Medianoche en París parece ser una excusa, y sólo una excusa, para hacernos odiar a una pareja de reaccionarios republicanos seguidores del Tea Party. Son los acaudalados padres de Inez, la boba ricachona (Rachel McAdams) a punto de casarse con Gil (Owen Wilson), un guionista de Hollywood que compone una novela en sus ratos libres. El terrible dilema de la parejita consiste en decidir si irse a vivir a la mansión de Malibú, como sueña Inez, o residir en París para la eternidad. Con tales lindezas Woody nos actualiza sobre el estado del mundo.

Mientras Inez escapa con Paul (Michel Sheen), otro gringo majadero de paso por Lutecia, Gil, aburrido, sale a dar un paseo nocturno por Montmartre. En una esquina, al toque de medianoche, aparece un fotingo mágico que transporta nada menos que a Scott y Zelda Fitzgerald. Ya aparecerán Hemingway y Gertrude Stein, T. S. Eliot y Picasso. Estamos en los años veinte, cuando París era una fiesta, o más bien una fiesta rodante (a movable feast), de la que el vehículo cinematográfico es la imagen literal.

Huyendo del filisteísmo moderno, Gil va a caer en una época expurgada de reaccionarios y editada a conveniencia de la política bufa. El escritor ni siquiera advierte que comparte un taxi con Eliot, el antisemita, y que Ezra Pound, el alma fascista de los expatriados, no debió andar muy lejos. La nostalgia hollywoodense tiene un efecto exorcizante.
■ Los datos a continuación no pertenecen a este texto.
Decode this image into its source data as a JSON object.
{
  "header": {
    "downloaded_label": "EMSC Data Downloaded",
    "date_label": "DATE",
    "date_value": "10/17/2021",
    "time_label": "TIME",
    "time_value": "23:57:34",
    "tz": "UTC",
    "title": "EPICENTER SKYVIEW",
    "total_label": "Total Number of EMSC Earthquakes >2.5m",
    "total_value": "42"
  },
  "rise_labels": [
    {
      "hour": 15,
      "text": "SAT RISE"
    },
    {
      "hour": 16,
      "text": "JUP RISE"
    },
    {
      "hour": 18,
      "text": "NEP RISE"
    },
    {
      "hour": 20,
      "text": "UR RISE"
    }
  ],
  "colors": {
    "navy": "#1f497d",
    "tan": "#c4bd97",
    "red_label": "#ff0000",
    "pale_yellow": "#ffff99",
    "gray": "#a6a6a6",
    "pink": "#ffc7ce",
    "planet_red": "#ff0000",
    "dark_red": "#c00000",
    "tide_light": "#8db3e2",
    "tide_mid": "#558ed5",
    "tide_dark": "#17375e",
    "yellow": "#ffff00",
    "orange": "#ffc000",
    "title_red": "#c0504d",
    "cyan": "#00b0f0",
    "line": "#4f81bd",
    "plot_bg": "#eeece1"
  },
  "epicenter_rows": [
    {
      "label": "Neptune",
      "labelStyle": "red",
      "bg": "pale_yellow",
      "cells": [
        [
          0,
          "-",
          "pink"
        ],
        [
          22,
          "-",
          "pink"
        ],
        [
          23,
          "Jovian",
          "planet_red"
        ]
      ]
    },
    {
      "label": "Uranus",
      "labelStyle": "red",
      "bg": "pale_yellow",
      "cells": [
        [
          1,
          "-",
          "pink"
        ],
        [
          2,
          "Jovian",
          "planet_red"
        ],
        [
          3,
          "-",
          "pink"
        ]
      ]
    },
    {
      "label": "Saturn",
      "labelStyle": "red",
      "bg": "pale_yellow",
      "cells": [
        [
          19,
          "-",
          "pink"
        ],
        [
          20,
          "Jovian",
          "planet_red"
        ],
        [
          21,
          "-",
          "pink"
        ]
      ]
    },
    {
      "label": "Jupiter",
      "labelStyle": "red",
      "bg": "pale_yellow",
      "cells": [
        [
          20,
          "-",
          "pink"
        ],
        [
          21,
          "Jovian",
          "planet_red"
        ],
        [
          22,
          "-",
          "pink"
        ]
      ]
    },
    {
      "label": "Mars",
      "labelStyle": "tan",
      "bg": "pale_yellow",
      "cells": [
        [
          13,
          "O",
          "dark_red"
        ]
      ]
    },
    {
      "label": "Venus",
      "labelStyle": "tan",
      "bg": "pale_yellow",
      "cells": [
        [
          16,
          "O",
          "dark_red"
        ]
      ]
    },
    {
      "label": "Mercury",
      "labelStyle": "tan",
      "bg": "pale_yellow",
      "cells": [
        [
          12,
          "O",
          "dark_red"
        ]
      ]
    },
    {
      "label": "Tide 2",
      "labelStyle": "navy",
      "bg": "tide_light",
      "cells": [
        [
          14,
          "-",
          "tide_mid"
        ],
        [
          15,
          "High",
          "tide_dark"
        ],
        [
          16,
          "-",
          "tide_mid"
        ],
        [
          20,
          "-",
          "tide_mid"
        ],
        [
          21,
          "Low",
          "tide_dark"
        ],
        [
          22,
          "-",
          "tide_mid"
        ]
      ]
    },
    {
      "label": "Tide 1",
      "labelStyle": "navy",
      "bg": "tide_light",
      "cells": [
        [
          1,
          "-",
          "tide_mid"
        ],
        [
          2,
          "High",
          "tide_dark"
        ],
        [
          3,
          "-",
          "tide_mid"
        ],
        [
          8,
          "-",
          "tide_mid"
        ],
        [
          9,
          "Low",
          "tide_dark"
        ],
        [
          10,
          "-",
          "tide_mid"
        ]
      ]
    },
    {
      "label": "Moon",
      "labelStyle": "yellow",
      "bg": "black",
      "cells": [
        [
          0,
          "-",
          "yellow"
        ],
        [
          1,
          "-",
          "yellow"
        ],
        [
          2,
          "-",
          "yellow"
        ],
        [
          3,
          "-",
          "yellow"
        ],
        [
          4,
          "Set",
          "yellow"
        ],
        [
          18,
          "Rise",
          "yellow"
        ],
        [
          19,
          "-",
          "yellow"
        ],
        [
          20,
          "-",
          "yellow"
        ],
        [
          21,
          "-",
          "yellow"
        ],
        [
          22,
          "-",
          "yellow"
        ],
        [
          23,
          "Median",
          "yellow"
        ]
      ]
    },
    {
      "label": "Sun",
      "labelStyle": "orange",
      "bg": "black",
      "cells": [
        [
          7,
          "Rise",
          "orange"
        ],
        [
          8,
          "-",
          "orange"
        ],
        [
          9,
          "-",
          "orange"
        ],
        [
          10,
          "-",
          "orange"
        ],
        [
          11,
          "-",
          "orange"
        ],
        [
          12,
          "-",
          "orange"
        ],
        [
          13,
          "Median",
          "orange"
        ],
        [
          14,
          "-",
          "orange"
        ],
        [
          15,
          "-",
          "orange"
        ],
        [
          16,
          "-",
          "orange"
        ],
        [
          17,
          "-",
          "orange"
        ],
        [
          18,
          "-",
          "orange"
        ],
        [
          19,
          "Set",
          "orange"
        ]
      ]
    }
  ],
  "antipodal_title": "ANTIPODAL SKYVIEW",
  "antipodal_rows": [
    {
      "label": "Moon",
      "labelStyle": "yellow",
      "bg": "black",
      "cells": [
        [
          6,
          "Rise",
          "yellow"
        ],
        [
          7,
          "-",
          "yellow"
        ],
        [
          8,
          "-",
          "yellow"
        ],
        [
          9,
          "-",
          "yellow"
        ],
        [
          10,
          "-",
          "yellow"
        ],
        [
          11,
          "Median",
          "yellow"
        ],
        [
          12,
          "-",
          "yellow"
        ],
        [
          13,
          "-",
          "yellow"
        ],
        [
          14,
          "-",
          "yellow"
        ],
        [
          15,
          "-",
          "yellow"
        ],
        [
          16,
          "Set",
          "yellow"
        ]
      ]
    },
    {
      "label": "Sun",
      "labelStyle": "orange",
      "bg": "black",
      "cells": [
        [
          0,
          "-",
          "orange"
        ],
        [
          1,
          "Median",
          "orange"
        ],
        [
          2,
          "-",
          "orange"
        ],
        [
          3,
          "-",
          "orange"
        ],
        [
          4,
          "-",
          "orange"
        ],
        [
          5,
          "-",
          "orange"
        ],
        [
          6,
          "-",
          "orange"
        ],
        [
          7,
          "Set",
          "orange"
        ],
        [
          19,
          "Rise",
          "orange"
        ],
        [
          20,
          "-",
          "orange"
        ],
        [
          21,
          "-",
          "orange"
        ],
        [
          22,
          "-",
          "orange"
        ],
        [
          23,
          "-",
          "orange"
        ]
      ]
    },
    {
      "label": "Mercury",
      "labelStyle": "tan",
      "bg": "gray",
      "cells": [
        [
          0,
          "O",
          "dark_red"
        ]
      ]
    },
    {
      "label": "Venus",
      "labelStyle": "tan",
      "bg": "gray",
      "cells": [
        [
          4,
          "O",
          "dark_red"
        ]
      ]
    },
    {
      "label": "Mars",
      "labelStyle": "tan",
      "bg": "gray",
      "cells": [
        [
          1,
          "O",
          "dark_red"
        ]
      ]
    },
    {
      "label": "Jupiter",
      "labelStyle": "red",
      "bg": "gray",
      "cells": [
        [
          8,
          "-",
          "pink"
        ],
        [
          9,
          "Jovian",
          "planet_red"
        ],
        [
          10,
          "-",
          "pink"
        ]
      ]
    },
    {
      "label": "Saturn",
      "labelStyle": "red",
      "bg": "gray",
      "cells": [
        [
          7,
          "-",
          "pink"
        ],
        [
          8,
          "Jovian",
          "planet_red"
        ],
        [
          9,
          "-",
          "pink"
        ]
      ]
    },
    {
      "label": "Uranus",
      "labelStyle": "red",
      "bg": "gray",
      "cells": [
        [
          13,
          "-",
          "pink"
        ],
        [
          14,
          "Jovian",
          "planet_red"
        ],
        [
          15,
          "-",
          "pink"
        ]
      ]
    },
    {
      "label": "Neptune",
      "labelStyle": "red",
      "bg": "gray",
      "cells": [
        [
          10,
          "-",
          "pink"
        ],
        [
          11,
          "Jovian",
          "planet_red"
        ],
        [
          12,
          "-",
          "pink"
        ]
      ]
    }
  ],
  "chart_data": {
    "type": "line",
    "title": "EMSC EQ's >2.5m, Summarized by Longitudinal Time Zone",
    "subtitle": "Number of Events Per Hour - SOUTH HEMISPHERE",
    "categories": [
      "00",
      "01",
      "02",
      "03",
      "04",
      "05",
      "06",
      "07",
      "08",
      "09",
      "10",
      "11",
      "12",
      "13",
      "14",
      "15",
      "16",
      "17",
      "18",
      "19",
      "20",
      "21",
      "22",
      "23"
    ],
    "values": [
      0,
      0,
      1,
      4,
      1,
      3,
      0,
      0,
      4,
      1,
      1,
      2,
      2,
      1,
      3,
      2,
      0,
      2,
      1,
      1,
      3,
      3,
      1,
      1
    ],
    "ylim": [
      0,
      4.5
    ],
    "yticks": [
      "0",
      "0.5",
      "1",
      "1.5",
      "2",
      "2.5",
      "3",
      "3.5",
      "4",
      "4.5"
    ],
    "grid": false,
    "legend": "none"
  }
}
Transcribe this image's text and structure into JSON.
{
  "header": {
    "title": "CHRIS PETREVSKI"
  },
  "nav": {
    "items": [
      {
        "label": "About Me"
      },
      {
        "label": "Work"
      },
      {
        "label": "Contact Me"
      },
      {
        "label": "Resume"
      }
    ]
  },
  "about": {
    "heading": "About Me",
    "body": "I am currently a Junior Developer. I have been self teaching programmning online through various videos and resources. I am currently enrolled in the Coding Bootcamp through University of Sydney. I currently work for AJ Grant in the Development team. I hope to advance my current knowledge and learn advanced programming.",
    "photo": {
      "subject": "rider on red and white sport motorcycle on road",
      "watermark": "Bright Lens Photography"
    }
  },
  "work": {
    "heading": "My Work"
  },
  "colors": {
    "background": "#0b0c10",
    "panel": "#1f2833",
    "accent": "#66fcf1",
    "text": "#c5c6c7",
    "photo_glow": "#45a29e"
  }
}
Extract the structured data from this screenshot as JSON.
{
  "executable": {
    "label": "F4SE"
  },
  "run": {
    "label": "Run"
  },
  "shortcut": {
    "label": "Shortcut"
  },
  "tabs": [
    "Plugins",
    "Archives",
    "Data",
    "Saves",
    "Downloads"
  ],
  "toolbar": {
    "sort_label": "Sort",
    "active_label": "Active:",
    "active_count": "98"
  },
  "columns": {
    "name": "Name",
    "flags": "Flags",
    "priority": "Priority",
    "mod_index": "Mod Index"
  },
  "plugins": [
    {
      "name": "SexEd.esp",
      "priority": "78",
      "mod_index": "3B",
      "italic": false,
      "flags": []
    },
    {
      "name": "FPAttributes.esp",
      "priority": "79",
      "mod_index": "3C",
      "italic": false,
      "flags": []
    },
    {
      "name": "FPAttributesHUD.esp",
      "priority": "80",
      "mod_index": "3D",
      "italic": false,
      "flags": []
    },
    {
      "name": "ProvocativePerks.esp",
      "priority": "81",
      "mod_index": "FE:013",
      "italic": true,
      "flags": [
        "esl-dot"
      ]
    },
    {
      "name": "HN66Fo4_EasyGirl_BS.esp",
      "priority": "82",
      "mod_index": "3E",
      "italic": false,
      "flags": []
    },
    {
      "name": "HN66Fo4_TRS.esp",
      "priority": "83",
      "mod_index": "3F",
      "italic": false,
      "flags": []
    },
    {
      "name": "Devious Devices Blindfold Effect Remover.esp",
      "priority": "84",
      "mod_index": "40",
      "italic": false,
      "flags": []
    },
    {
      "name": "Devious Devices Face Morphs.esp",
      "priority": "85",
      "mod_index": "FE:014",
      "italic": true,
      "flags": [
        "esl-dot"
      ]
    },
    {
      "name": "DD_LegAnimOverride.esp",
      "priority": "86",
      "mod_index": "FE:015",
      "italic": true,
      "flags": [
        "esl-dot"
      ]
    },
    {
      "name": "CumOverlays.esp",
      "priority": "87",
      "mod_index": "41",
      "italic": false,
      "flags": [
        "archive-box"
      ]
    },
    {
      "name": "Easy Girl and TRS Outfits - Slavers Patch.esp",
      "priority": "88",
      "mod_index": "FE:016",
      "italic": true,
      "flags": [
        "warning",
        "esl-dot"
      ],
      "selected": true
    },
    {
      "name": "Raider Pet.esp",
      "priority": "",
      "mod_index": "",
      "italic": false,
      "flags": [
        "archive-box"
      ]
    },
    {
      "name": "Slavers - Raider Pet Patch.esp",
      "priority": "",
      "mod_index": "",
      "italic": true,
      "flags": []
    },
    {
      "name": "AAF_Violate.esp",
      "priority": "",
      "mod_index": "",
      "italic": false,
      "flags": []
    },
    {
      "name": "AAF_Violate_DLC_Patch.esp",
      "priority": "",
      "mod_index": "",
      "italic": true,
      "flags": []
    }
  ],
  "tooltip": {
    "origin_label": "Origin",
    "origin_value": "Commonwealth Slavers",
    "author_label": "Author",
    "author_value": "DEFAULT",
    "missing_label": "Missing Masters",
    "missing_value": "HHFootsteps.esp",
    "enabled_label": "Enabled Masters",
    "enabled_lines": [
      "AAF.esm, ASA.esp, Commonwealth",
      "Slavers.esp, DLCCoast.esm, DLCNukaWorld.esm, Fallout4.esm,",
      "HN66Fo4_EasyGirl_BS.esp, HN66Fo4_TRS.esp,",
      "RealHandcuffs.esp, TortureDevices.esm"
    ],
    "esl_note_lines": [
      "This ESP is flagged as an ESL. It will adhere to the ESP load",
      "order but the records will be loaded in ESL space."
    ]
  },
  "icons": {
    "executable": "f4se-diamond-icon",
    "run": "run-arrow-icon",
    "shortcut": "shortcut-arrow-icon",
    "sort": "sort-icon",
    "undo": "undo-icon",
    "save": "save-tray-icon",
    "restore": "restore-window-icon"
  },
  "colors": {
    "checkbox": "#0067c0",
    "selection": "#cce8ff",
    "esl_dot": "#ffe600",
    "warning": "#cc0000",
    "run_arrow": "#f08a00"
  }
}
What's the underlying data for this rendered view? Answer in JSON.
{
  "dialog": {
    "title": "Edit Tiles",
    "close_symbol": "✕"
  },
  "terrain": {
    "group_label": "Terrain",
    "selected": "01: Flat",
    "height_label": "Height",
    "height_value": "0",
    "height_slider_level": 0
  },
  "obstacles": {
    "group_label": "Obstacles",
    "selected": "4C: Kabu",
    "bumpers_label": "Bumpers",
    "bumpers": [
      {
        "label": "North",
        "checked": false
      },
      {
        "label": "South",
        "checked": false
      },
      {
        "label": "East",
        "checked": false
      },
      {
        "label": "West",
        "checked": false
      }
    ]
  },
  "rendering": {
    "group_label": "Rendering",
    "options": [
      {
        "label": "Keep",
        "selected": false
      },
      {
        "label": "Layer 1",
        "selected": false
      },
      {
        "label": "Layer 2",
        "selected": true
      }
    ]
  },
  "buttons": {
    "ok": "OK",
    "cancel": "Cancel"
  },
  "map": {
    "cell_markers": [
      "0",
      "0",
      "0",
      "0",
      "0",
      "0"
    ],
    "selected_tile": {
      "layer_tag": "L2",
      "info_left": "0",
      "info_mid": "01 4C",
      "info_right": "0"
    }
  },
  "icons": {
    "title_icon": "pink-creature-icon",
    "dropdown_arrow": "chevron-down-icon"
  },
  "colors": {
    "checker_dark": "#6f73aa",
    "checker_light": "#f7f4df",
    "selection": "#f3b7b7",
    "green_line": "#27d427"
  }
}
De los artistas resucitados, el Dalí de Adrian Brody y el Hemingway de Corey Stoll me parecen estupendos. En cuanto a Owen Wilson, aún con su acento tejano, su nariz jorobada y su verídico intento de cortarse las venas, jamás podrá calzar los Birkenstock de Miles Monroe, el progresista orwelliano que (en Sleeper) cayó por el hueco del porvenir.